La novela Alguien voló sobre el nido del cuco trata de un proletario llamado Randle McMurphy, un ser corpulento y sano que decide fingirse loco para eludir una corta condena que cumple en una granja penitenciaria. McMurphy piensa que en el hospital psiquiátrico del estado la vida será fácil. Llega al pabellón con sus tupidos rizos rubios rojizos asomándole por debajo de la gorra, gastando bromas e intentando pasárselo bien y animar un poco el cotarro en aquella caterva de chiflados. Los enfermos no pueden resistirse al recién llegado, y de pronto quieren hacer cosas. La tirana que dirige el lugar, la Gran Enfermera, lo odia por debilitar… el Control, el Sistema. Transcurrido cierto tiempo, los enfermos empiezan a sentir inquina contra él porque les fuerza a luchar, a volver a actuar como hombres. Finalmente, la Gran Enfermera se ve abocada a emplear su carta decisiva y neutraliza a McMurphy haciendo que sea sometido a una lobotomía. Pero tal inmolación inspira la sublevación de un paciente indio, el Jefe Broom, que escapa del hospital y se cura: es decir, huye como alma que lleva el diablo hacia la naturaleza.
El Jefe Broom. Un personaje clave. Desde el punto de vista del oficio literario, el Jefe Broom fue su gran hallazgo. De haber contado la historia a través de los ojos de McMurphy, Kesey habría tenido que terminar poniendo en boca de su corpulento luchador protagonista un montón de peroratas sobre su casera teoría de la terapia mental. Optó, en cambio, por contarla a través del indio piel roja. De este modo pudo presentar la enfermedad esquizofrénica desde la vivencia del propio esquizofrénico, el Jefe Broom, y al tiempo explicar con mayor sutileza el Método McMurphy.

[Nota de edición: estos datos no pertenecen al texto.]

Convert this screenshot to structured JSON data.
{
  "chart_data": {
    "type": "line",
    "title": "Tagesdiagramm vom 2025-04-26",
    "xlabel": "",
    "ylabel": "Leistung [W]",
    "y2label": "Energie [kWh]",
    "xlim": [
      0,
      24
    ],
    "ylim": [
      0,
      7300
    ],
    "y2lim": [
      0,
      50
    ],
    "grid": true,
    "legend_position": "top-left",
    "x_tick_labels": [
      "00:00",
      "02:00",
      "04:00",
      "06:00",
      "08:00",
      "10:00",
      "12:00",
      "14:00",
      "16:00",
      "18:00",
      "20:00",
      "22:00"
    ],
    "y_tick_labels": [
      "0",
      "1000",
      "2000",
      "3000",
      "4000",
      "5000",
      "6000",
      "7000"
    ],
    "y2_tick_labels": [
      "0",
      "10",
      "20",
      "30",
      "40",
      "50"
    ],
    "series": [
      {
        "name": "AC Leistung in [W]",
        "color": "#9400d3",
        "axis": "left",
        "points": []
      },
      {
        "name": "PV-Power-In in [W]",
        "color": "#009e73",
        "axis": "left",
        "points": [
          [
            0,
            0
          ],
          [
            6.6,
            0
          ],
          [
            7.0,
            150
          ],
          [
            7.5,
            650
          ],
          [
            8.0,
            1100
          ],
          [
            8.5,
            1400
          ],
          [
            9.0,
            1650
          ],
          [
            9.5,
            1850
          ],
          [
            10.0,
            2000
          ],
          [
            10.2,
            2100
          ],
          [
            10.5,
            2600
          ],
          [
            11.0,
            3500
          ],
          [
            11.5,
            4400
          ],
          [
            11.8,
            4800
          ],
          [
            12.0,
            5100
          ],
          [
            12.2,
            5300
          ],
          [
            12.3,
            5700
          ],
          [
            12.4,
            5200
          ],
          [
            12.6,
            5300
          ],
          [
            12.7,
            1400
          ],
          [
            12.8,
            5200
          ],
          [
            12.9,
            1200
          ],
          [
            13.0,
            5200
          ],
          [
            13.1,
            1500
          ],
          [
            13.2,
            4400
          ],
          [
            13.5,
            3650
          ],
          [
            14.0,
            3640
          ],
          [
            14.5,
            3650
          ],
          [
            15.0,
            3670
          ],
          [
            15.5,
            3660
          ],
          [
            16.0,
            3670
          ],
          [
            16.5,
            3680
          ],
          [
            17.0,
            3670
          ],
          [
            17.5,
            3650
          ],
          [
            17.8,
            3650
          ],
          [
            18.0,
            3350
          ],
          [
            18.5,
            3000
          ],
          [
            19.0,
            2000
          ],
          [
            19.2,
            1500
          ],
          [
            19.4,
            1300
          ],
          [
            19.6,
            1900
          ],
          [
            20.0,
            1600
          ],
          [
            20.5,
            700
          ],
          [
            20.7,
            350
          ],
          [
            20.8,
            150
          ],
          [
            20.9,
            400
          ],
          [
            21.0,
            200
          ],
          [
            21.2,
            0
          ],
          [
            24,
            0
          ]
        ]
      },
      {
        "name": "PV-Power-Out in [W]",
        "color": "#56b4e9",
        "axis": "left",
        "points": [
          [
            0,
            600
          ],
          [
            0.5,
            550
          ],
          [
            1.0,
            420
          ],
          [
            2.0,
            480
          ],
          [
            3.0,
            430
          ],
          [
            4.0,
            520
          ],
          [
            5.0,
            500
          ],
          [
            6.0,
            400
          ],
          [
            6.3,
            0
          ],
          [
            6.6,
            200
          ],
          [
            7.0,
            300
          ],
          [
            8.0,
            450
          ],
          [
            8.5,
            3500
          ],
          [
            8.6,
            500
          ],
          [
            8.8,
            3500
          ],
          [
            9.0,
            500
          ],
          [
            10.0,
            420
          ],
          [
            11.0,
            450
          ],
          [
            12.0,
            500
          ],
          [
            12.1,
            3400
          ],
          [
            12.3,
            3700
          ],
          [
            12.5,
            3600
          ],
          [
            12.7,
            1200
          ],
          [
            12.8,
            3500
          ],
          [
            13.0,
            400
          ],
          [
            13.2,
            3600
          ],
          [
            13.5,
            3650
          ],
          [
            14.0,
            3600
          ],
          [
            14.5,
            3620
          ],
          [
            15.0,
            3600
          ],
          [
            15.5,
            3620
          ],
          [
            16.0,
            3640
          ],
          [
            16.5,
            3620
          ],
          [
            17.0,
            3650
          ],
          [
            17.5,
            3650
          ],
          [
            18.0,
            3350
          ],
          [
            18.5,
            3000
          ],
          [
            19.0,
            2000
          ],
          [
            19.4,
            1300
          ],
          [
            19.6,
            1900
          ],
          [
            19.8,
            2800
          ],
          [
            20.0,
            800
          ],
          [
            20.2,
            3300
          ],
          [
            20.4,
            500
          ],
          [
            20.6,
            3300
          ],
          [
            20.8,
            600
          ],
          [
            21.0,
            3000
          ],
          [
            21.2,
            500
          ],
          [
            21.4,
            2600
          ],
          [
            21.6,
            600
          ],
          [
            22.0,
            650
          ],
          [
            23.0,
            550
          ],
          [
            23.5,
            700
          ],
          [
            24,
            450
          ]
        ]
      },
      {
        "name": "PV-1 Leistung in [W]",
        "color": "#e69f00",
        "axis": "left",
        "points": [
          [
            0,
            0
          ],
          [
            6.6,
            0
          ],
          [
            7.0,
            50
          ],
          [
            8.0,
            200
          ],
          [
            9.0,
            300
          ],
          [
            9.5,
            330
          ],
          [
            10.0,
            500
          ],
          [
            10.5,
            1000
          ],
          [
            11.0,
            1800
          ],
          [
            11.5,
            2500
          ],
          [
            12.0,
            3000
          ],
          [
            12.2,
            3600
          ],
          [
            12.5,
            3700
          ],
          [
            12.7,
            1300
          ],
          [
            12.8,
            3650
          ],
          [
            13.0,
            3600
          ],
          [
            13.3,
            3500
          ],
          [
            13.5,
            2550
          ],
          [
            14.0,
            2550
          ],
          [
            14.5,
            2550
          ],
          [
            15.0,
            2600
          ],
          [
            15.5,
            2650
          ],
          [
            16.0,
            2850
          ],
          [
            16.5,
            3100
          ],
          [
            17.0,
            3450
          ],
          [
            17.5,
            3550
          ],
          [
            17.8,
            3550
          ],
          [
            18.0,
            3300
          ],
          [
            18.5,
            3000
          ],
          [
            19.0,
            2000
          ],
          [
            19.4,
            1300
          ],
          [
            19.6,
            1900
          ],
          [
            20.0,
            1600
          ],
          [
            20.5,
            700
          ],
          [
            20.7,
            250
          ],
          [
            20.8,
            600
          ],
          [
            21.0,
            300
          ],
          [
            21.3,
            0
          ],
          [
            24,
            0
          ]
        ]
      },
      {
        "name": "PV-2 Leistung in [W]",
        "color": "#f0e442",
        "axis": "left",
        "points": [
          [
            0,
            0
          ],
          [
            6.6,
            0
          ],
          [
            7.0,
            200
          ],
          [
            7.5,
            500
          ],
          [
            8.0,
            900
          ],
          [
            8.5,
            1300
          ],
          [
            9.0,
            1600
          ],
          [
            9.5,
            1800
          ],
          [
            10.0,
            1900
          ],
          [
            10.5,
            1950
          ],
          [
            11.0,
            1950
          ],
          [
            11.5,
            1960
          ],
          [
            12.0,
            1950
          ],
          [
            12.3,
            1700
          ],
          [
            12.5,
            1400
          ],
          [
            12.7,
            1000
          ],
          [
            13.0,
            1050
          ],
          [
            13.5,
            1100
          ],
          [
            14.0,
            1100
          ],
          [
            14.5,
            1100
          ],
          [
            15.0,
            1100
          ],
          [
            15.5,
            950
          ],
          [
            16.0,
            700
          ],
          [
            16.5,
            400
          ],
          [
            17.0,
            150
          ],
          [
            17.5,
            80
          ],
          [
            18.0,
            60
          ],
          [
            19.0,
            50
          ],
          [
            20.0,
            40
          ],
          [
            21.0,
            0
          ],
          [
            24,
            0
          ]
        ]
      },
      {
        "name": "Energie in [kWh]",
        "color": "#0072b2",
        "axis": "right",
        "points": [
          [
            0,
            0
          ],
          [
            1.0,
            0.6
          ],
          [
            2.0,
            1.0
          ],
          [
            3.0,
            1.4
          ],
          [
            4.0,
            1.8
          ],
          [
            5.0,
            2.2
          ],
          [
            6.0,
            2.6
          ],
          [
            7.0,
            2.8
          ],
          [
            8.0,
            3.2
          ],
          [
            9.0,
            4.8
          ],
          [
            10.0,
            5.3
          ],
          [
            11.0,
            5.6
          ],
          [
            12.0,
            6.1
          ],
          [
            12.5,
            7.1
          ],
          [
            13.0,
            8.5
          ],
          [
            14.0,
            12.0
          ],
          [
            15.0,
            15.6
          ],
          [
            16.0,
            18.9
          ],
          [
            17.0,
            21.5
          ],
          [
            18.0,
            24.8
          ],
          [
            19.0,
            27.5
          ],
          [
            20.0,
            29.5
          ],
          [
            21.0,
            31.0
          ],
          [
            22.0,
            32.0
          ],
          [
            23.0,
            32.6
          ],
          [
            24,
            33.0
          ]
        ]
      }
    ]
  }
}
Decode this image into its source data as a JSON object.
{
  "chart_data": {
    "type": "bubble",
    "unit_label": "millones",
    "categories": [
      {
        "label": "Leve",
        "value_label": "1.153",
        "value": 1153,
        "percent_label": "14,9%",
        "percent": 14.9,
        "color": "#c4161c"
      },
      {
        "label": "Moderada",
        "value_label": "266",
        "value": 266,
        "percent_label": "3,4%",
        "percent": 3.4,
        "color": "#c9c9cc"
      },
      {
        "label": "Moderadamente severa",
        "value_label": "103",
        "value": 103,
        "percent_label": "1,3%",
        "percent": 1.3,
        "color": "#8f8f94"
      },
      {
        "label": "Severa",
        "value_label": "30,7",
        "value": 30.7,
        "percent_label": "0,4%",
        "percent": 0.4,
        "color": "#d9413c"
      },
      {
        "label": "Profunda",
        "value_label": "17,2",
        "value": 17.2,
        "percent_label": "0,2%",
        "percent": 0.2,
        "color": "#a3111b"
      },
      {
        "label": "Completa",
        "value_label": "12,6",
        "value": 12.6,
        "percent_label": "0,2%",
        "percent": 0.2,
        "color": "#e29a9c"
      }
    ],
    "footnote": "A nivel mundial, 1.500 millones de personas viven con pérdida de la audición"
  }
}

¡Morris Orchids! Escribió varios pasajes del libro bajo los efectos del peyote y del LSD. Incluso consiguió, bajo cuerda, que alguien le aplicara un electrochoque, a fin de poder escribir el pasaje en el que el Jefe Broom vuelve de la sala de los electrochoques. Tras la ingestión de los botones de Laredo escribía sin parar, desaforadamente. Y al salir de sus efectos se daba cuenta de que gran parte de lo que había escrito no era sino broza desechable. Pero ciertos trozos —como los que narran al Jefe Broom en sus brumas esquizofrénicas— entrañaban una visión genuina, un barrunto de lo que podríais ver, amigos míos, si lograrais abrir las puertas de la percepción…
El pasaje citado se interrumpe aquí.